そんな中で、建設業許可事務においては、毎年の決算が終了するごと4ヶ月以内に決算変更届(事業年度終了届・年次報告)が義務づけられています。
このお手続きにおいては、納税証明書の添付が求められます。
決算変更届(事業年度終了届)に添付される納税証明書の種類
知事許可 | 法人事業税納税証明書 |
大臣許可 | 法人税(その1)納税証明書 |
ここで、税金に未納がある状態で納税証明書を取得すれば、当然未納税額について記載されることになります。
少し恥ずかしい気もしますが、大丈夫です。
未納税額が記載されたまま添付してもお手続きは可能です。
また、決算変更届(事業年度終了届)の届出が受け付けられた後についても、当該納税証明書は閲覧対象外書類として、基本的には第三者に見られることはありません。
社会保険(健康保険・厚生年金)の確認資料
保険料の未納(滞納)は、建設業許可に直接影響はありません。
しかし、建設業許可の更新の際には、社会保険(健康保険・厚生年金)に加入していることの裏付け資料を提出することになります。
具体的には、以下の書類が裏付け資料にあたります。
社会保険の加入裏付け資料
● 保険料納入告知額・領収済額通知書
● 納入告知書納付書
● 健康保険及び厚生年金保険の納入証明書 etc
ただ、これらの書類については、保険料が納付された領収書となります。
まったく保険料が納付できない場合には、領収証の体がとれません。
そのような場合には、以下のような書類で代用することも可能です。
● (健康保険・厚生年金)適用事業所関係事項確認書
(健康保険・厚生年金)適用事業所関係事項確認書については、現在の社会保険の加入状況を証明して頂ける資料です。

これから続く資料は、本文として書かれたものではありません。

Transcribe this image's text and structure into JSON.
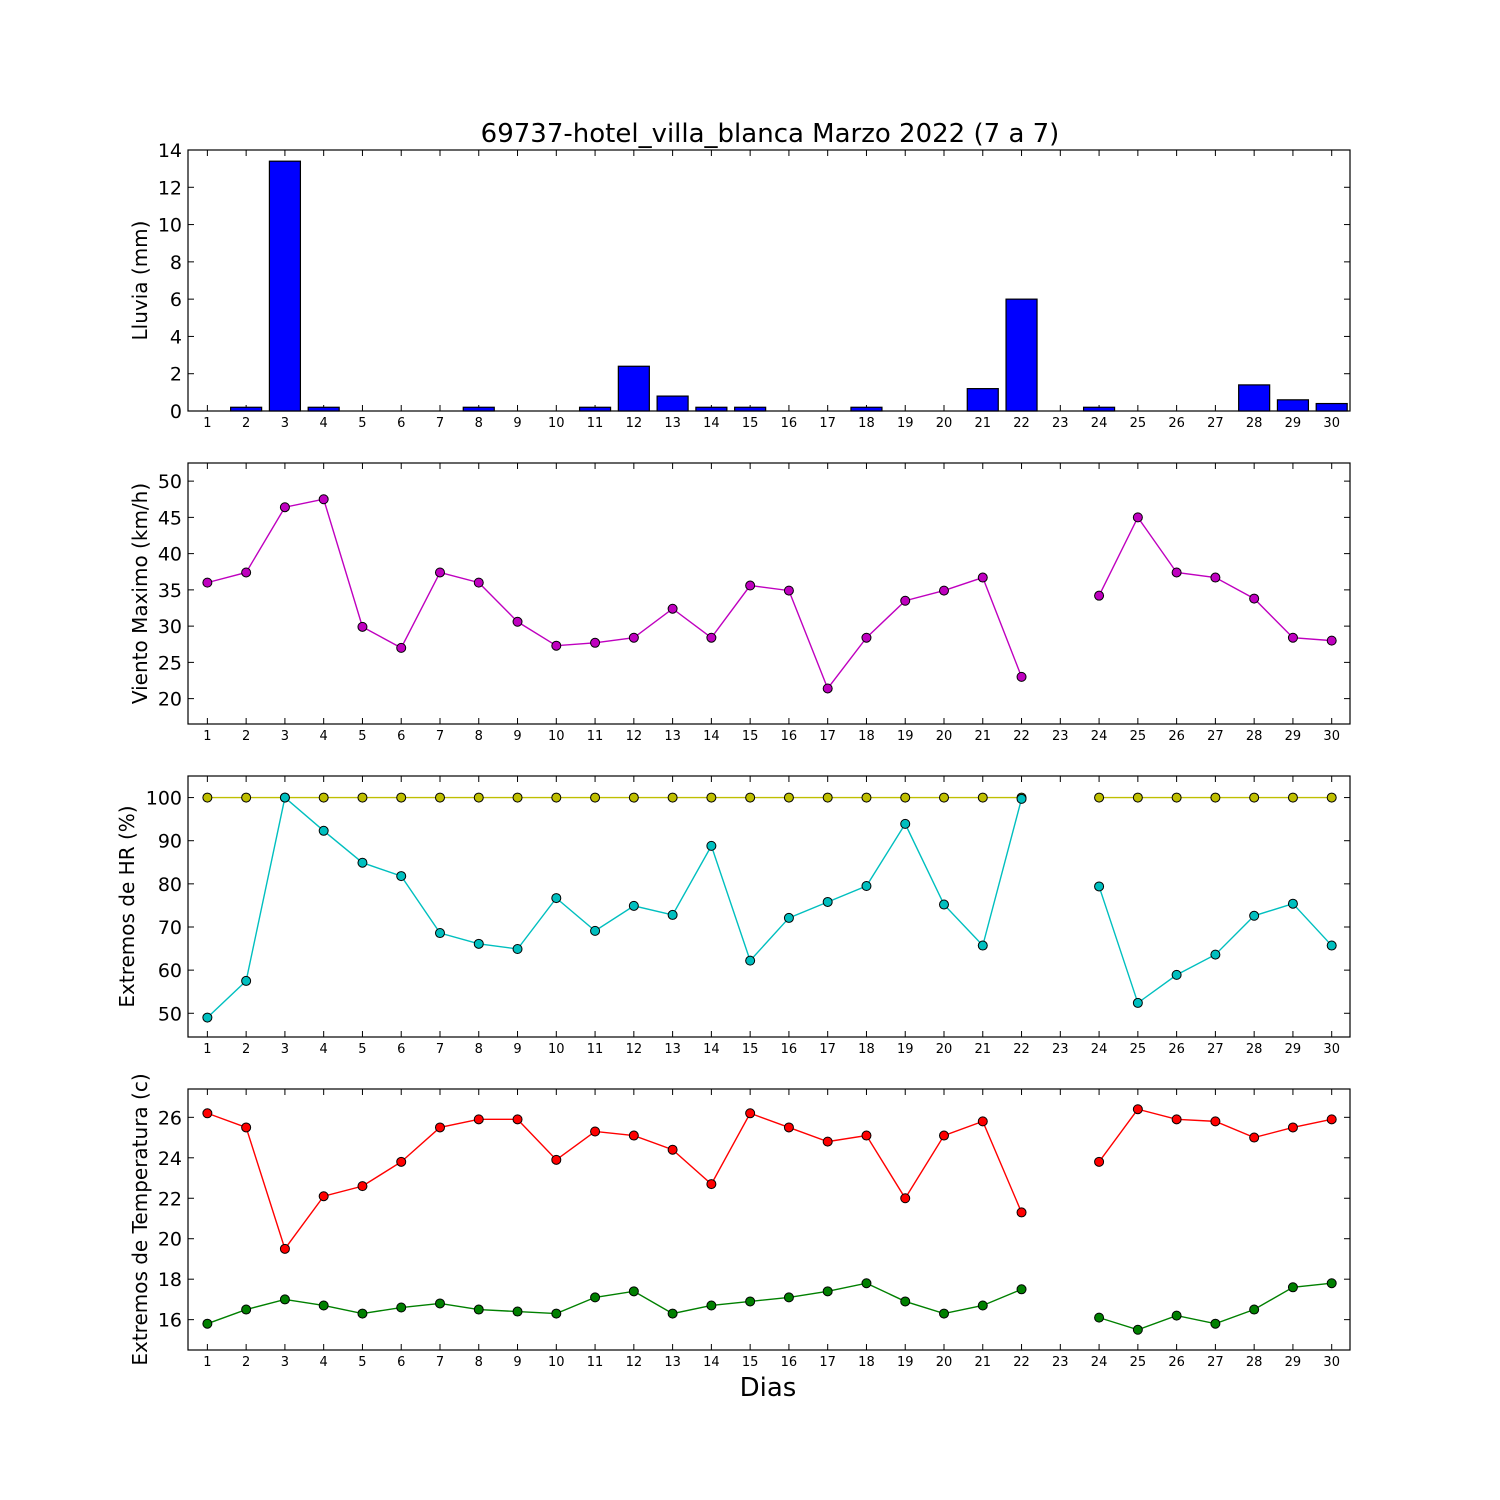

原則として、管轄の年金事務所で取得が可能です。保険料の未納等の記載はされませんので、保険料の納付が難しい方については、こちらで提出するという方法もあります。
労働保険(雇用保険)の確認資料
保険料の未納(滞納)は、建設業許可に直接影響はありません。
しかし、建設業許可の更新の際には、労働保険(雇用保険)に加入していることの裏付け資料を提出することになります。
具体的には、以下の書類が裏付け資料にあたります。
雇用保険の加入裏付け資料
● 労働保険概算確定保険料申告書 + 領収通知書
● 労働保険料等納入通知所 + 領収通知書
労働保険については、年に一度(6月~7月)労働保険概算確定保険料申告の必要があります。最低限この申告をおこない、その申告控え書類に窓口で収受印をもらうようにします。
申告自体をしていない場合には「認定決定」といって、労働局より一方的に保険料が決定され、それを支払うことととなります。
労働保険は、社会保険に比べて保険料が少ない場合が多いので、資金繰りが厳しくとも、せめてこれだけでも納付をお願いしたいところです。
まとめ
そもそも未納はよくない
建設業許可には直接影響を及ぼさないといえども、やはり税金や保険料の未納はよくありません。
資金繰りなどが難しいのが建設業界です。
しかし、コンプライアンスにうるさい建設業界でもあるため、気をつけたいところです。